CfPS has been continuing to work with the Local Government Association and others to promote the importance of overview and scrutiny in holding local authority decision-makers and services to account in the new environment of less central regulation and inspection. A number of outputs will be published in the New Year to support scrutiny councillors in fulfilling their responsibilities. Read more for an update of what’s coming up.
1. Review and challenge: councils’ internal scrutiny arrangements
A project initiated by the Audit Commission to review and assess the effectiveness of the various internal forms of challenge in local authorities – overview and scrutiny, ethical governance arrangements and audit committees – has resulted in a report which CfPS will be publishing in January 2012.
The research and fieldwork carried out by the Office of Public Management and others identified eight important principles for effective internal review and challenge in local authorities:
- have a clear role and purpose within the council's governance arrangements ;
- be a valued contribution to good governance;
- focus on important issues;
- lead and build organisational confidence in challenge;
- use strong evidence basis for reports and recommendations;
- aim to influence the council;
- develop a non-party political and inclusive culture; and
- provide the foundation for review and challenge of organisations outside the council.
The report explores these principles in more depth, with case studies, and will also feature a self-assessment tool with areas for local authorities to consider.
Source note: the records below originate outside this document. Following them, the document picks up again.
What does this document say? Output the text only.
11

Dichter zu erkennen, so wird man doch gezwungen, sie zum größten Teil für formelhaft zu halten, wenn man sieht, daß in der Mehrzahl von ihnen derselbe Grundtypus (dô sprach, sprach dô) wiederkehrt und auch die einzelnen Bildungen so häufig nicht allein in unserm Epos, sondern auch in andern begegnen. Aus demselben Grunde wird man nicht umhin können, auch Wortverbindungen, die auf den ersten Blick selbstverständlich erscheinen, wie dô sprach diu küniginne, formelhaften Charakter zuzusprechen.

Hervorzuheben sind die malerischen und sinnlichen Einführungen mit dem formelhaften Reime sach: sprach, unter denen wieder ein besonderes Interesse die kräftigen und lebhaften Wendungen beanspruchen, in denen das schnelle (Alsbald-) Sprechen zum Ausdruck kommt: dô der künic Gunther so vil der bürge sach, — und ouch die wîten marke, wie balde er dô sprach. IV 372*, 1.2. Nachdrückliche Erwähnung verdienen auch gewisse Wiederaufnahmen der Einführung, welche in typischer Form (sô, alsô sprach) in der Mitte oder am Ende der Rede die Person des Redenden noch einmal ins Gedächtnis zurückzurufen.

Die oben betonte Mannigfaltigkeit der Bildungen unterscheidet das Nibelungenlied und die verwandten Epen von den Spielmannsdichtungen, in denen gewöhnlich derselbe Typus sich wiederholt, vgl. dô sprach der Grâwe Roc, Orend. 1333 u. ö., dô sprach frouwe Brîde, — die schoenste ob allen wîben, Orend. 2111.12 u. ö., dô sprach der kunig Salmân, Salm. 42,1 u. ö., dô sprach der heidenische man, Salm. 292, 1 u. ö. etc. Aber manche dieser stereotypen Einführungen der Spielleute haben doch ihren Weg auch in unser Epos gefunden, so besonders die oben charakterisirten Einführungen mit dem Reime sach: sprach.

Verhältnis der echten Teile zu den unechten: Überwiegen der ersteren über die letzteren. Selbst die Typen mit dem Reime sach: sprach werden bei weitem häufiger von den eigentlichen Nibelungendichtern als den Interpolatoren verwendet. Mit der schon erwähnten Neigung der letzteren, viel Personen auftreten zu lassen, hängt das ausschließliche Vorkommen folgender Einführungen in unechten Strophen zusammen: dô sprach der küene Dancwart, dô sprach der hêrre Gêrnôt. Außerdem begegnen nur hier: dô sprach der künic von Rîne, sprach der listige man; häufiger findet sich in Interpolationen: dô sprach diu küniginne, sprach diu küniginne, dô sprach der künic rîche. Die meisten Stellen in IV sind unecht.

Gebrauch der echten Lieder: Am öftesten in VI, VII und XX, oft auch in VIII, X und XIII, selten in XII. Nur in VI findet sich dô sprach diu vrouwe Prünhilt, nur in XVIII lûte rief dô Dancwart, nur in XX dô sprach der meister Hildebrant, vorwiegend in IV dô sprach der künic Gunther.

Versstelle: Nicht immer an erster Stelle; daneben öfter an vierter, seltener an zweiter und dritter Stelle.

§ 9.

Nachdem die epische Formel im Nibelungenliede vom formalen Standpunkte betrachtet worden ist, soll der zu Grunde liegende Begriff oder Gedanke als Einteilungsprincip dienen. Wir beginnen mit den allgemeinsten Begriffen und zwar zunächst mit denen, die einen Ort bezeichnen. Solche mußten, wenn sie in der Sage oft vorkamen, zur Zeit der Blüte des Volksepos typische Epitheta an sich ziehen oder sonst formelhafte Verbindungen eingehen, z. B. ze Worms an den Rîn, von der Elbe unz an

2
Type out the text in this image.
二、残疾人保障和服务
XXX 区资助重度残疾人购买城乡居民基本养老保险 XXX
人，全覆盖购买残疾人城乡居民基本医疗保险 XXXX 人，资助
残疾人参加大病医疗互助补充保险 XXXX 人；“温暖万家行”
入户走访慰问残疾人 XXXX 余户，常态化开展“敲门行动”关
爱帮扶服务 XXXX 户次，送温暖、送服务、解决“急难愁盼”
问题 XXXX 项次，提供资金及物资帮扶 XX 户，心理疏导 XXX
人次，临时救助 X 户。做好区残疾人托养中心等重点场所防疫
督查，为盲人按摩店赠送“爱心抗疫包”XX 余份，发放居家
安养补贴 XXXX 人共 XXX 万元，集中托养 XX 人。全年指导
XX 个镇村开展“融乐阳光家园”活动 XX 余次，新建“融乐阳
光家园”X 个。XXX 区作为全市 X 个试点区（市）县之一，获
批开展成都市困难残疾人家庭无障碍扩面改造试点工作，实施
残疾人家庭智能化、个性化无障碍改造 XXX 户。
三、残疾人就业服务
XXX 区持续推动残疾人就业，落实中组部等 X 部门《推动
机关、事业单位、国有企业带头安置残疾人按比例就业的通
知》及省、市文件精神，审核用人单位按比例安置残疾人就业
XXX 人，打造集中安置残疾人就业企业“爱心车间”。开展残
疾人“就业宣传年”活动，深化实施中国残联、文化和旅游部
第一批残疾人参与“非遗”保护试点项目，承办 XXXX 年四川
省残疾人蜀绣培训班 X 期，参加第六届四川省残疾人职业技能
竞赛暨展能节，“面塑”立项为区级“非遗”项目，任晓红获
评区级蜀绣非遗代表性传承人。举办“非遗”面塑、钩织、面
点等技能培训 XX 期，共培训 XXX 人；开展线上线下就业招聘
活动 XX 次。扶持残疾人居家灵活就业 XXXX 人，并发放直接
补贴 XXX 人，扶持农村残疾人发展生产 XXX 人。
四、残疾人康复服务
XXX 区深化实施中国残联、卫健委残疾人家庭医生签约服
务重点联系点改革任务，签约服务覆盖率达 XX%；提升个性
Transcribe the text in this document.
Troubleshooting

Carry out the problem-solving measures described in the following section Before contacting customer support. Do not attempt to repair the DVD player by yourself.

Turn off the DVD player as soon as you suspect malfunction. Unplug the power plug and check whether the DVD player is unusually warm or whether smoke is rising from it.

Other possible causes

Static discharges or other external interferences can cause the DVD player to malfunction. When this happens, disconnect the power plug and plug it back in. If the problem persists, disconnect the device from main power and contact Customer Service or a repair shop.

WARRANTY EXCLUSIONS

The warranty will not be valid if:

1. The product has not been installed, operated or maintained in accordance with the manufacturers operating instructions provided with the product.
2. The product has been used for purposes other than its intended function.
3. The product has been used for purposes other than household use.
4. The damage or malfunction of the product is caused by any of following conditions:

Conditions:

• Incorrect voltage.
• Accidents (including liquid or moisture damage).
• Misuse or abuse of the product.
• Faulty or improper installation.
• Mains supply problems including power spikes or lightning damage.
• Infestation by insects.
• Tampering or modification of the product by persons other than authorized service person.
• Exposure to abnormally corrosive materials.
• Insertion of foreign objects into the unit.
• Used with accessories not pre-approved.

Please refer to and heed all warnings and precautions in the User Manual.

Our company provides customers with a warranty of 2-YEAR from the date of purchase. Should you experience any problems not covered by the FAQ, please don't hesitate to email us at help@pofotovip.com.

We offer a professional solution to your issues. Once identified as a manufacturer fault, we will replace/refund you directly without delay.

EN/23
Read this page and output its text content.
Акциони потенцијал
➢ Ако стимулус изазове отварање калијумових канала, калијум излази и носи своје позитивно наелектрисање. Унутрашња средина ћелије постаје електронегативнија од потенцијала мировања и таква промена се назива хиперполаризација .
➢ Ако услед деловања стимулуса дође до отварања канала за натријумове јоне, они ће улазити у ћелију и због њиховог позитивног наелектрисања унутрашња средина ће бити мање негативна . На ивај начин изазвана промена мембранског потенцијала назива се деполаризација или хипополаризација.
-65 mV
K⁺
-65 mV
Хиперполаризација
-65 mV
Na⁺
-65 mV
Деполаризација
The report identifies that this self-assessment can support the wider approach to reviewing accountability, transparency and involvement arrangements set out in CfPS’s Accountability Works for You framework
2. Risk, resilience, failure and recovery (working title)
CfPS has been collaborating with researchers at the Audit Commission to produce two publications on risk factors for scrutineers and others in local councils to look out for in the context of being responsible for their own self-regulation and improvement.
The two publications will be a research report and a shorter guide for OSCs. The work is based on an analysis of eight authorities that went through the intervention and recovery process under the old regime to see what risk factors and lessons can be drawn from their experience, as well as literature reviews on themes including risk, resilience, recovery and failure, and a number of interviews with key players from the last ten years or so. The shorter guide will draw out the key issues and hints and tips on how overview and scrutiny elected members can contribute to helping their authority keep track of its own performance, ensuring it is accountable to local citizens and taxpayers and addressing any emerging problems, risks and weaknesses speedily. We hope to publish by late February 2012.
We hope that the documents will also be useful for the wider local government sector, in particular the Local Government Association which is leading on the approach to sector self-regulation and improvement and providing support through their Taking the Lead
seven-point offer to help local authorities self-regulate and improve. CfPS sits on the LGA’s Advisory Group on Self-Regulation and Improvement and has been contributing to the development of this work. We will be working with a number of authorities in the New Year who have identified a need to improve scrutiny and/or governance through, for example, taking up the LGA’s free offer of a Peer Challenge, and will be using our Accountability Works for You framework to help them do so.